Credit cards: All major.
Parking: Free in shopping center lot.
Dress code: Jeans and Ts to Buckhead casual (blazers and tasseled loafers).
Fifteen years ago, Karen Hilliard opened Georgia Grille in south Buckhead, after returning to town from Texas.
Closing her nine-table restaurant called Peach’s and packing her battered old Coca-Cola cooler into a truck, she’d arrived determined to bring Southwestern flavors to the Old South.
Named for Southwestern artist Georgia O’Keeffe, the restaurant is small (Hilliard’s office is a loft she climbs a ladder to reach), and the menu short, but success has been sweet: Hilliard’s uncanny understanding of her niche in the market brings back a dedicated corps of loyalists, along with lots of neighborhood types.

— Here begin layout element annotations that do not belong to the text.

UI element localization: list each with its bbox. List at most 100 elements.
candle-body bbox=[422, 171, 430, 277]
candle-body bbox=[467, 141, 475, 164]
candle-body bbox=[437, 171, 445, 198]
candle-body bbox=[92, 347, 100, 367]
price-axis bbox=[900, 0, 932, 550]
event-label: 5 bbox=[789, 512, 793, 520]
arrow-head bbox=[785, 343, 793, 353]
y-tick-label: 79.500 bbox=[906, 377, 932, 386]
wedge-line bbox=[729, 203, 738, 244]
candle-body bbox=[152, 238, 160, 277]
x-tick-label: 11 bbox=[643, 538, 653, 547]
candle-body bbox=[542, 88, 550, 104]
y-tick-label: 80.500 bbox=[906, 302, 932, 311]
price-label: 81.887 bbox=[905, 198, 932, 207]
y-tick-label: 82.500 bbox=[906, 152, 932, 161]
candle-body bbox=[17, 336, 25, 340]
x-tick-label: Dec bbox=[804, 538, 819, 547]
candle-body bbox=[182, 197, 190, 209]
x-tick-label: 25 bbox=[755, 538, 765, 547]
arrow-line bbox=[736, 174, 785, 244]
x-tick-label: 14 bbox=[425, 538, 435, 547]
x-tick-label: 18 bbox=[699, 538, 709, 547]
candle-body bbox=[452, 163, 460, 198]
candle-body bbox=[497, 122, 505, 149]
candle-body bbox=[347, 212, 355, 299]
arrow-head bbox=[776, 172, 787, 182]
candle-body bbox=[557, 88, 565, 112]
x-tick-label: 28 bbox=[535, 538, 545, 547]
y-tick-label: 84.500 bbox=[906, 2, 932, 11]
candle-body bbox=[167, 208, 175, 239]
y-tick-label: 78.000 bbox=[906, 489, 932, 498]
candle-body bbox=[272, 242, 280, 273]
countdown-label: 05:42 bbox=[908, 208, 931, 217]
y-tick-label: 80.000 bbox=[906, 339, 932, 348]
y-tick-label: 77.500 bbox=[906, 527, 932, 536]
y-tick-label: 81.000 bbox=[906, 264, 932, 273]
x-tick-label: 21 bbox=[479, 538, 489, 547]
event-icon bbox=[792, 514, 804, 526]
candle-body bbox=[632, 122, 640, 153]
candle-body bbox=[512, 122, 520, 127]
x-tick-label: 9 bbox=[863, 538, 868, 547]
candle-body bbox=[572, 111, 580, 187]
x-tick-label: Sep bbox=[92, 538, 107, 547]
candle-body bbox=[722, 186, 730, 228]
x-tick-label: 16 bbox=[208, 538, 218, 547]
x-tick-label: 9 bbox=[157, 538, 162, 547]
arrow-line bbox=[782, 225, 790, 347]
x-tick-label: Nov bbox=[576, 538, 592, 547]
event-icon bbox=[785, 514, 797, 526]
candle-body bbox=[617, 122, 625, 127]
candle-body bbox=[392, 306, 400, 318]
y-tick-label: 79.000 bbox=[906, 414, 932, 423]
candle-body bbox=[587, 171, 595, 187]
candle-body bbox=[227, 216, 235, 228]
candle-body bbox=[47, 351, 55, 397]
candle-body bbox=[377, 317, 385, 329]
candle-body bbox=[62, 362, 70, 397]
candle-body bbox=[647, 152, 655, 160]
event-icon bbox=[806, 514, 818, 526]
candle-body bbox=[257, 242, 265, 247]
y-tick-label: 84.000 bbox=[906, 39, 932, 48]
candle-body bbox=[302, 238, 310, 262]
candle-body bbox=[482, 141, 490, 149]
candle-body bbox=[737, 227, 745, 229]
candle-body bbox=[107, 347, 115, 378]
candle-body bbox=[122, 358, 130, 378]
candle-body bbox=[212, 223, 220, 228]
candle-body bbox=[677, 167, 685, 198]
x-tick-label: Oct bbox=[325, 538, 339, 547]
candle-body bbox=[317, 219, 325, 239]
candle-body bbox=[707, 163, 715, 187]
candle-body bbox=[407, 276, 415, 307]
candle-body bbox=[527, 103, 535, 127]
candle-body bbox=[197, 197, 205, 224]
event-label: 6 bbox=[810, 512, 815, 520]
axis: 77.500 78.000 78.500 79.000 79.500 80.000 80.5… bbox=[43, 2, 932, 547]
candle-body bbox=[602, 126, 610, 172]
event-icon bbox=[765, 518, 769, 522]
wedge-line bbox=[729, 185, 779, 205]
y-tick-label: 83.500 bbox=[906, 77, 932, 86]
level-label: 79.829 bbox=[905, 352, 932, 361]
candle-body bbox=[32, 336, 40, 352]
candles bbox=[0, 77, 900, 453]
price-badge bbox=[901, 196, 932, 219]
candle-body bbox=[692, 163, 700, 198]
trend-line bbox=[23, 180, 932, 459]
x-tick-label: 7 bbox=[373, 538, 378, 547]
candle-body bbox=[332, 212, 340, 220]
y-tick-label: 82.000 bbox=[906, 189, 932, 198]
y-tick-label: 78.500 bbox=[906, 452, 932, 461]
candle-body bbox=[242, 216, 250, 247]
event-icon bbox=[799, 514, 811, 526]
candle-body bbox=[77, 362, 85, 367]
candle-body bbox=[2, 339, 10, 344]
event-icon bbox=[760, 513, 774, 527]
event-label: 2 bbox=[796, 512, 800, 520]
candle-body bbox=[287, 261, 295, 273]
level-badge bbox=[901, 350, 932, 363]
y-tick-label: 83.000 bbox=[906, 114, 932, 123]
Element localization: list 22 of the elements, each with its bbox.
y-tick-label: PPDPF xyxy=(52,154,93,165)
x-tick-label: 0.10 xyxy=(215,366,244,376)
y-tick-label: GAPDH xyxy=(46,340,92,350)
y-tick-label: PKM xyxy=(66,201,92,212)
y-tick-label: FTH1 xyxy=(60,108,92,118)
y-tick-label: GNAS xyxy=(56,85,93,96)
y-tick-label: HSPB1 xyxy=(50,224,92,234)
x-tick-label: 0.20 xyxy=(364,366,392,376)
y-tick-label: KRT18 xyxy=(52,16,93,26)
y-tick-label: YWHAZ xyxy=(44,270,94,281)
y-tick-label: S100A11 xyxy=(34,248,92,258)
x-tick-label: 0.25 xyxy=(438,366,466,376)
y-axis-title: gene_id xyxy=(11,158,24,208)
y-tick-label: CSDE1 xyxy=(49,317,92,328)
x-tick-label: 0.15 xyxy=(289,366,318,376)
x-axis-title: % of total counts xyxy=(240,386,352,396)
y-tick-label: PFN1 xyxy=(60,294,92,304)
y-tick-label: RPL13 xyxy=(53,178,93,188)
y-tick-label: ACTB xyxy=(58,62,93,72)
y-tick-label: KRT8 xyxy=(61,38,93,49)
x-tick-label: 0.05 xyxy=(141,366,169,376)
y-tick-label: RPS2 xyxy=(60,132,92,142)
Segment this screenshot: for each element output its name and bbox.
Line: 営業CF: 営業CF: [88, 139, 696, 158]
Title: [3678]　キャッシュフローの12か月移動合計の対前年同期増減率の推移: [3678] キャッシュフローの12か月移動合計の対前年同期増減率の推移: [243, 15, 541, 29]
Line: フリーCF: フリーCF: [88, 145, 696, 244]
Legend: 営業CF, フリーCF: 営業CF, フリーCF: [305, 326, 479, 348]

“I have some customers who were there the first week we opened, and have been coming ever since,” she says. “Every Sunday night, I know who’s going to be there, and where they’re going to sit.”
Somehow, despite Hilliard’s success, her restaurant keeps a low profile, unknown even among many foodies. (That may change soon, as Hilliard launches a line of frozen Southwestern foods on QVC.)
The menu has changed little over the years, with so many items becoming favorites, she says, that “I couldn’t take them off if I tried.” It all sounds simple enough — Southwestern greatest hits like guacamole, cheese dip, quesadillas, pork tenderloin fajitas, grilled yellowfin tuna and a flat iron steak.
Each dish, however, has a fresh twist. Take, for example the “hot shots” — known in every cantina between here and Hoboken as “poppers”: usually frozen, breaded, deep-fried jalapenos, oozing with cream cheese. At the Georgia Grille, the fresh-cut jalapenos are sheathed in crisp cornmeal, with melting queso innards and black beans and salsa on the side. The “Southwestern mac-and-cheese” is baked in a poblano pepper. Rich bacon-buttermilk dressing adorns the organic field green salad.
At $27, the lobster enchilada is by far the priciest on the menu, but, says Hilliard, the last dish she could pry out of her customers’ firmly clenched fists. I can see why: Creamily simple, in a smoked red pepper reduction, the big lobster lumps peek out from under the flour tortilla like slugabeds on a school day. A friend who ordinarily hates all crustaceans was so taken with it he vowed to order it on his next visit.
Fussy and prickly-spiced as the lobster enchiladas were simple and serene, the pork tenderloin fajitas look like a paint-by-numbers portrait on the plate, each element in its own clearly defined area, snapping into a unified view only with a step back: Apple-cider-marinated pork, apple red chile chutney, fried collards, black beans, creamed corn salsa, caramelized onions, all served with flour tortillas, link familiar Southern sweetness with distinctly Southwestern heat.
Hilliard offers a small, but carefully chosen wine list, with wine-enthusiast labels like Rodney Strong, Caymus, Frog’s Leap and Bonnie Doon. But if you like margaritas, this is the place — sip one of the Grille’s fresh-squeezed key lime versions, rimmed with salt and served straight up. Unlike most overly sweet restaurant margaritas, this is a pleasantly balanced drink, made with Sauza Gold tequila. (You’ll also find aged Corazon tequila, for sipping.)
For dessert, there are never more than two or three choices, but mine is always cobbler: Here, it’s a heap of mixed berries with lightly sweetened crust, and a big scoop of ice cream. If you’ve ever been berry-picking, one bite will unleash more memories than Proust’s madeleine.
If the Georgia Grille is a well-kept secret, it’s one that’s made for sharing.